På norskOn the second of October, Mexico celebrated the 40th anniversary of the 1968 student riots. The next day, after an awards ceremony at the presidential palace, Mexican student Andrés Leonardo Gómez Emilsson announced that he thought that Felipe Calderón Hinojosas was a hypocrite.
- We were held against our will for an hour and a half without being told what we were doing there. We were forced to write down everything about our lives, our family, and other personal information. They also took pictures of us, Gómez Emilsson says.
Gómez Emilsson is normally a student at the National Autonomous University of Mexico (UNAM), but is currently taking part in an exchange programme at the Red Cross Nordic United World College, located in Fjaler, Sogn og Fjordane. He was in his home country to receive the national youth award for academic achievement, and used this opportunity to stand up in the assembly and shout at the president.
- I said this because I believe that the president did an undemocratic thing when he was inaugurated as president without having a majority among the voters. I am convinced that this election was not honest, and in that case it is hypocritical to say that you are concerned with preserving democracy, Gómez Emilsson states.

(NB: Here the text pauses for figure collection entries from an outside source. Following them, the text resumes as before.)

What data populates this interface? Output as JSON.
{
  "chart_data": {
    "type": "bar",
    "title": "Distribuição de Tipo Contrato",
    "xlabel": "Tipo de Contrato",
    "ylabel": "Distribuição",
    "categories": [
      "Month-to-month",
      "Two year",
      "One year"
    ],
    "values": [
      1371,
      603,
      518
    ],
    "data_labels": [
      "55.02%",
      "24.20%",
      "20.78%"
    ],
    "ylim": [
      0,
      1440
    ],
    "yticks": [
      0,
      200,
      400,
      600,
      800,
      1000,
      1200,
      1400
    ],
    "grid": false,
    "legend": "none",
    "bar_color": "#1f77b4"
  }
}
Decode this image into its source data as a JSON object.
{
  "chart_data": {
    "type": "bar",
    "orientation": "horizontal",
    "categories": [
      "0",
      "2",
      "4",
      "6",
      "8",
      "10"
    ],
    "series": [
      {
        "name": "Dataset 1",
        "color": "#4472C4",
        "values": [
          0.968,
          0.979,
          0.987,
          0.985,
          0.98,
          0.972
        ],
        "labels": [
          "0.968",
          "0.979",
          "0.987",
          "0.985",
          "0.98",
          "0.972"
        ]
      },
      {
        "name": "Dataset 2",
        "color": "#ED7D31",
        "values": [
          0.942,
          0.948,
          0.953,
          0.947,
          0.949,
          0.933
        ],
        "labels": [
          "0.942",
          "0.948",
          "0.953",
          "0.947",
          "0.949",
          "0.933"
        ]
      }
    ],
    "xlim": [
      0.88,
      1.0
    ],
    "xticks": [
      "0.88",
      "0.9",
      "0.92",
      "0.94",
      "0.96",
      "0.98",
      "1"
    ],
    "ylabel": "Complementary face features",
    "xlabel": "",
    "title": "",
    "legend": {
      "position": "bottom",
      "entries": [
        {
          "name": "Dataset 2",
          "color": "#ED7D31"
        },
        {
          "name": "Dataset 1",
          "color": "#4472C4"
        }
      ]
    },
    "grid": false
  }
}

- Human rights are under pressure
According to one of the leading Mexican newspapers, the critical La Jornada, another student called Marco Jiménez Santiago followed this by shouting out: «There is no freedom in this country!»
- I am not worried that anything will happen to me. That would be unwise of the president. I think that one should be able to criticize people that are in a position of power. Freedom of speech is important, Gomez Emilsson says.
Associate Professor of Journalism at Oslo University College, Roy Krøvel, has spent a large amount of time in Mexico, and is not surprised by this incident. He thinks that the universities must take responsibility for stopping these developments.
- Human rights are under pressure in Mexico. Academia should stand behind students who dare to speak up. Student organizations have to get better at establishing contact and collaborating with Mexican student organizations, and the ministry should see how valuable it could be to cooperate with Mexico, which has some of the best universities in Latin America, Krøvel says.
Not the worst culprit
Universitas has previously written about students and student politicians being persecuted and killed in Colombia. Leader of the Latin American Association at the University of Oslo, Alfredo Biamont, does not think that Mexico is one of the worst culprits when it comes to freedom of speech.
- All the same, one must condemn cases such as this one, he states.
The Embassy of Mexico does not agree that human rights are under pressure in Mexico, and emphasizes that the situation has improved considerably during the last 40 years.
- We do not believe that the government is hindering freedom of speech in Mexico. We have freedom of speech and a free press, says Alejandra Martinez Silva at the Embassy of Mexico.
Yet she admits that the political and economic situation in Mexico must be improved in order to guarantee a fairer and more democratic society.